Sa mère prend le morceau de pâté qui reste et le jette dans l’assiette de sa fille. Celle-ci avec un large sourire de gourmande satisfaite se met à le dévorer.

Là-dessus, le curé se lève, prend son chapeau.

— Je sors un moment, déclare-t-il en passant la porte.

— Je te dis qu’il n’est pas bavard, remarque la sœur.

Au bout de cinq minutes, le curé revient avec un journal. Il s’installe sur le chesterfield et se met à lire. Il a ouvert les deux grandes pages qu’il tient déployées comme des ailes devant lui. C’est un refuge. Comme s’il était à l’abri.

Un moment, le curé abaisse son journal pour tourner le feuillet qu’il a fini de lire. Juste à ce moment, la sœur le regarde bien en face, et elle aperçoit la ressemblance paternelle. Oui, c’est la figure de son père, de mon père, de notre père, se dit-elle. C’est lui tout craché, non seulement au physique, mais au moral. Et elle se met à le haïr aussi véhémentement, aussi fortement qu’elle détestait son père.

De le voir ainsi, la sœur Thérèse brûle. Recevez donc les gens à manger pour qu’ils s’installent ensuite sur un siège sans parler, et qu’ils lisent les nouvelles. Elle n’y tient plus.

— Tu sais, éclate-t-elle enfin, toutes ces histoires de famille…
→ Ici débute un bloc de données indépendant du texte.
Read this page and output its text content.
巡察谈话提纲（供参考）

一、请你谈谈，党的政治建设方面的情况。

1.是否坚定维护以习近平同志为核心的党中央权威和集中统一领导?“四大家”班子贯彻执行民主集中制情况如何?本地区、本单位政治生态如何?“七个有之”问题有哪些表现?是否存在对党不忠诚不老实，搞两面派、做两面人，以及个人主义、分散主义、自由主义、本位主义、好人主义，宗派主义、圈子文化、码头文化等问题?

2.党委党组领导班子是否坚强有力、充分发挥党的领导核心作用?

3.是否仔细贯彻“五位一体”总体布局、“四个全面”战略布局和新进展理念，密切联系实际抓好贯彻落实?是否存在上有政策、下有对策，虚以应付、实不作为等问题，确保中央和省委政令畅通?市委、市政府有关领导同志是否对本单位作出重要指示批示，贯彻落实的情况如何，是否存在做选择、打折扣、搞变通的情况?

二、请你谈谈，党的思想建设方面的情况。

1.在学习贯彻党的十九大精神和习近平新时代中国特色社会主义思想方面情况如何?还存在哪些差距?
Mais le curé remonte plus haut devant sa figure les deux pages de journal et, sans répondre, se met à siffler. Il siffle tout en lisant sa feuille.

— Le grossier, le grossier ! se dit la sœur à elle-même. Parce qu’il est curé, parce qu’il porte la soutane, il se croit tout permis. Ah, ce que j’ai envie de lui arracher sa gazette des mains, de lui flanquer un coup de poing sur la gueule, de lui écraser ces lèvres méprisantes. Ah ! ce que je voudrais lui casser son sifflet !

Mais soudain, le curé rejette à côté de lui, sur le chesterfield, le journal qu’il a feuilleté, se lève.

— Je vais prendre mon horloge, déclare-t-il.

Alors, sans un mot, Thérèse s’en va dans une chambre et revient avec l’article. Pendant ce temps, le curé est allé dans le vestibule où, en arrivant, il a déposé une caisse. Il l’apporte, la place sur une chaise, enlève le couvercle et prenant l’horloge des mains de sa sœur la couche dans sa boîte sur un lit de sciure de bois et de papiers puis il remet le couvert.

À ce moment, Thérèse eut l’impression que c’était là un petit cercueil.

— Puis, les affaires de famille ? Le père ? questionne-t-elle.

— Ça ne m’intéresse pas. Faites ce que vous voudrez. Bonsoir.

Là-dessus, il prend son chapeau et, sa caisse sous le bras, descend lourdement l’escalier. Il a cependant le temps d’entendre le jeune Fernand qui déclare d’un ton désappointé :

— Mon oncle ne m’a rien donné.

(Dans son hospice, qu’est-ce qu’il attend donc ce sacré vieux là pour mourir ? Moi, je voudrais bien finir mon histoire. Sans crainte de me tromper, je peux vous dire cependant qu’il trépassera sous peu, qu’on se cotisera dans la famille pour l’envoyer au cimetière, que personne ne perdra une bouchée du fait de son décès et qu’en s’éveillant au matin, sa fille Thérèse s’écrira : Enfin, je n’ai donc plus de père. Dieu, que je suis débarrassée !).

  1. Avant-dernier et dernier chapitres du roman Lamento, histoire d’une épileptique.